11. I address the questions formulated in para 38 hereof and provide the following answers:

    1.The reference to a structural modification by an addition is to be interpreted broadly and involves a comparison of the molecular structure of the allegely prohibited imported substance and the border controlled drug described in s.314.4(1) of the Code for the purpose of determining that such substance is described in s.314.4(2)(a)(b) and (c).

    2.In order to ascertain if a particular substance is a border controlled drug for s.314.4(2)(d)(i)(ii) and (iii) of the Code by means of a comparison with a border controlled drug described in s.314.4(1) of the Code, an “addition” for s.314.4(2)(d) means an addition in a broad structural sense.  The expression “addition” is not to be read narrowly, meaning “addition reaction” because a structural modification, properly understood ordinarily results in the loss of hydrogen or carbon atoms in that process.

    3.The determination for s.314.4(2)(f) of the Code whether a substance, when compared to a border controlled drug for s.314.4(1), is an analogue chemical derivative or substance structurally similar in chemical structure of the border controlled drug requires a comparison of the molecular structures of the two chemicals themselves.

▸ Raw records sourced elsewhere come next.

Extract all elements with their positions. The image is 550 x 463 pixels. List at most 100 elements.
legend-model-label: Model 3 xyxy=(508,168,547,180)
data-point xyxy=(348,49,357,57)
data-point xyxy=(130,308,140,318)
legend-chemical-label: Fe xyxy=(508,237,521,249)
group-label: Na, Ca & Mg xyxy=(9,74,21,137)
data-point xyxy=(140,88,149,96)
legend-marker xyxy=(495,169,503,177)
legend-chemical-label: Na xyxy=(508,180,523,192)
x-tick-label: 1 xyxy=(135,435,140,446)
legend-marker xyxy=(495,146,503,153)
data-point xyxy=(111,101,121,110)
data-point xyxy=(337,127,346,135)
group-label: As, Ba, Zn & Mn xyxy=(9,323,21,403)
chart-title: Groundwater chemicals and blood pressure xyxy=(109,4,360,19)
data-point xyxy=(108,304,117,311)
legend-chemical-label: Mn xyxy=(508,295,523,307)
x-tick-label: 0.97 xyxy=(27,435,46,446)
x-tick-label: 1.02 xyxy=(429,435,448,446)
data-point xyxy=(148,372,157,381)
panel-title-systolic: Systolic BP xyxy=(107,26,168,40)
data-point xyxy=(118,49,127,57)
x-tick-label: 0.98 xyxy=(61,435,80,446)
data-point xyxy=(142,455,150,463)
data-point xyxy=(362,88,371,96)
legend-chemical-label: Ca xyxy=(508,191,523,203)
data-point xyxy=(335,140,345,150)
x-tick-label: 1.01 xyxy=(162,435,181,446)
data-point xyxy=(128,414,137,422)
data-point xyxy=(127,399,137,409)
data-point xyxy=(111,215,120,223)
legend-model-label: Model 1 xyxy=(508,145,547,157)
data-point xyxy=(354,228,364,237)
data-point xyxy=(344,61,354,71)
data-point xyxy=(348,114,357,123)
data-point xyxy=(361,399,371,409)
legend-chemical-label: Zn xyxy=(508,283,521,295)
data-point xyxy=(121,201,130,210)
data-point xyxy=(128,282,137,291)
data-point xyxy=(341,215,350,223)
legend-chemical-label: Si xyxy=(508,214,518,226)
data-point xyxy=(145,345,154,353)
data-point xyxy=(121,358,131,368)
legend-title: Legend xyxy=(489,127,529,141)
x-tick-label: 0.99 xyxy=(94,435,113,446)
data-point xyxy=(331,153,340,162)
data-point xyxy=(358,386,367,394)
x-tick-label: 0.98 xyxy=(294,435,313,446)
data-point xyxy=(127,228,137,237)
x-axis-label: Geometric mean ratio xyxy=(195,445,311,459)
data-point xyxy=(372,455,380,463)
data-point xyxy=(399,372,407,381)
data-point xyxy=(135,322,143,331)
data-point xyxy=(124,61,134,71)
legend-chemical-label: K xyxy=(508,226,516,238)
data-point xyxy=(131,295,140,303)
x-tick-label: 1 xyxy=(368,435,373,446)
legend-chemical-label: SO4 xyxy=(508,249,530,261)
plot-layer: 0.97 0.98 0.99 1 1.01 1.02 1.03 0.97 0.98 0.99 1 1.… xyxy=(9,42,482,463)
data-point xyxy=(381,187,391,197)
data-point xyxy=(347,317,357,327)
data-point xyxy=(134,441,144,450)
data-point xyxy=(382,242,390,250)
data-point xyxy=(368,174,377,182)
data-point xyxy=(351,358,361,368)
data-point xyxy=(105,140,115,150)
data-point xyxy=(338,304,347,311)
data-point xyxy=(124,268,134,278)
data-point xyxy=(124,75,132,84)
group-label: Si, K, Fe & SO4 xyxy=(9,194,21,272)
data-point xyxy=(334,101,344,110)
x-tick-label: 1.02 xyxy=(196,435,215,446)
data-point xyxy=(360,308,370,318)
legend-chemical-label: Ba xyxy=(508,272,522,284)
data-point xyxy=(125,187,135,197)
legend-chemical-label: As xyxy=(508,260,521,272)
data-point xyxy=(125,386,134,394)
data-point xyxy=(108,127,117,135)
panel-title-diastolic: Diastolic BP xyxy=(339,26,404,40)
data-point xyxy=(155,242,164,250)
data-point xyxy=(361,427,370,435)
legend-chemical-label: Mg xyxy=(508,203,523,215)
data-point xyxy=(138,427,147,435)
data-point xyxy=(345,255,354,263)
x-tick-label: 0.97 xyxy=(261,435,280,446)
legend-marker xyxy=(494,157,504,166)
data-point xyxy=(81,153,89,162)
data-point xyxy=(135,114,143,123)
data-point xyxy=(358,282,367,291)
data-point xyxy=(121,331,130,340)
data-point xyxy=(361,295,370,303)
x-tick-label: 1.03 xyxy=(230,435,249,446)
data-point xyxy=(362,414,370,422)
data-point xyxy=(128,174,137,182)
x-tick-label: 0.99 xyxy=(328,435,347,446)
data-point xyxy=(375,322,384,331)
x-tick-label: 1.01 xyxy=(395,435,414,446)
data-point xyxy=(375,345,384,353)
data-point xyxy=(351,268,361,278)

12. I address the application for directions of the Commonwealth DPP.

    1.The legal meaning of the definition of a border controlled drug for s.314.4(2)(d)(ii) of the Code turns on the meaning of the word “addition” as contained therein. That term is to be construed broadly rather than in a narrow manner which is restricted to an addition reaction of chemicals or groups of chemicals.

    2.The legal meaning of the definition of a border controlled drug for s.314.4(2)(f) of the Code turns on the meaning of the phrase “substance substantially similar in chemical structure” contained therein. In order to be satisfied that the substance is substantially similar in chemical structure (to a border controlled drug) it is necessary to make a comparison of the molecular structure of the two substances and to decide whether one is substantially similar to the other. A decision about that question may involve value judgements such as for example, that there is an identity to the extent of 66 per cent of the molecules of each substance that can be superimposed so that they are in the same sphere. However it is not necessary to show that any one of the substances is produced from the other.

    3.It is not necessary to answer para 3 of the application.  Any directions to the jury will be dependent upon a number of obvious variables.  The directions to the jury by the trial judge will largely follow the decision that I have set out herein.  The structure of those directions will generally follow the example set out in McEwen on page 438 which is reproduced in paragraph [15] of this decision.